Deutlich wird: Rent spielt, was Aids betrifft, in einer anderen Zeit asl der heutigen. Wohnungslos, kaum Einkommen, und HIV-positiv bzw. an Aids erkrankt – die Schärfe dieser Konstellation, die zusätzliche Brisanz die Aids hier (damals) bedeutete, ist heutigen Zuschauern wohl nur selten präsent oder vermittelbar, selbst wenn die Hamburger Inszenierung mit Einblendern z.B. der Hamburger ‚Namen und Steine‘ – Installation aufmerksamen Betrachtern zusätzliche Hinweise gibt.

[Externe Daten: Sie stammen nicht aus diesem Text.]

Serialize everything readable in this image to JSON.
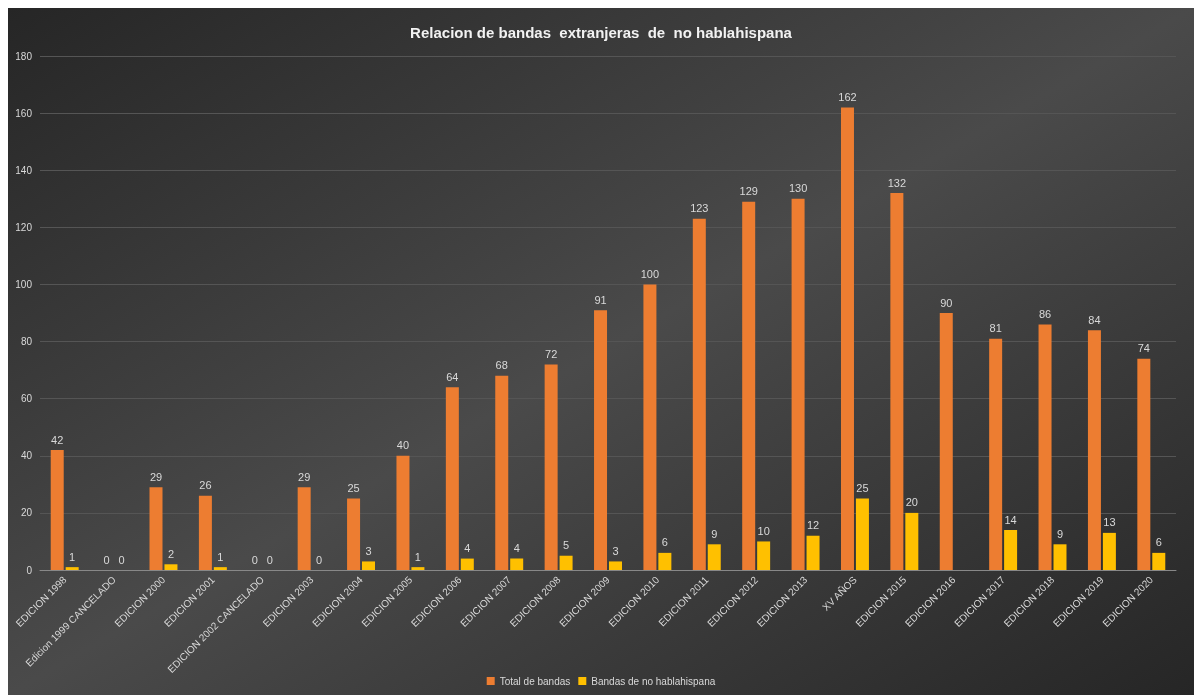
{
  "chart_data": {
    "type": "bar",
    "title": "Relacion de bandas  extranjeras  de  no hablahispana",
    "categories": [
      "EDICION 1998",
      "Edicion 1999 CANCELADO",
      "EDICION 2000",
      "EDICION 2001",
      "EDICION 2002 CANCELADO",
      "EDICION 2003",
      "EDICION 2004",
      "EDICION 2005",
      "EDICION 2006",
      "EDICION 2007",
      "EDICION 2008",
      "EDICION 2009",
      "EDICION 2010",
      "EDICION 2011",
      "EDICION 2012",
      "EDICION 2013",
      "XV AÑOS",
      "EDICION 2015",
      "EDICION 2016",
      "EDICION 2017",
      "EDICION 2018",
      "EDICION 2019",
      "EDICION 2020"
    ],
    "series": [
      {
        "name": "Total de bandas",
        "color": "#ed7d31",
        "values": [
          42,
          0,
          29,
          26,
          0,
          29,
          25,
          40,
          64,
          68,
          72,
          91,
          100,
          123,
          129,
          130,
          162,
          132,
          90,
          81,
          86,
          84,
          74
        ]
      },
      {
        "name": "Bandas de no hablahispana",
        "color": "#ffc000",
        "values": [
          1,
          0,
          2,
          1,
          0,
          0,
          3,
          1,
          4,
          4,
          5,
          3,
          6,
          9,
          10,
          12,
          25,
          20,
          null,
          14,
          9,
          13,
          6
        ]
      }
    ],
    "ylim": [
      0,
      180
    ],
    "yticks": [
      0,
      20,
      40,
      60,
      80,
      100,
      120,
      140,
      160,
      180
    ],
    "grid": "y",
    "legend": "bottom",
    "data_labels": true
  }
}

So aktuell viele Themen des Musicals weiterhin sind („Es zählt nur euer Geld„), besonders auch in Hamburg mit seinen starken Mietsteigerungen, Wohnungsnot, Abriss günstigen Wohnraums – das zweite Thema des Musicals, die Aids-Krise und ihre persönliche Dimension, wirft die Frage auf, ob eine behutsame Anpassung des Stücks an heutige Gegebenheiten dem Stück nicht gut täte. Eine Frage, die vermutlich weniger der Hamburger Inszenierung als den Rechteinhabern zu stellen wäre – wie und wo ist eine gute Balance zwischen Zeitbezug und Werktreue zu finden?
„Das Ende des Jahrtausends naht“ – oder war es schon?
Ansonsten: eine herzfhaft lebendige Inszenierung mit starken Bildern, guten Darstellern mit teils beeindruckender Präsenz und tollen Stimmen – ansehen!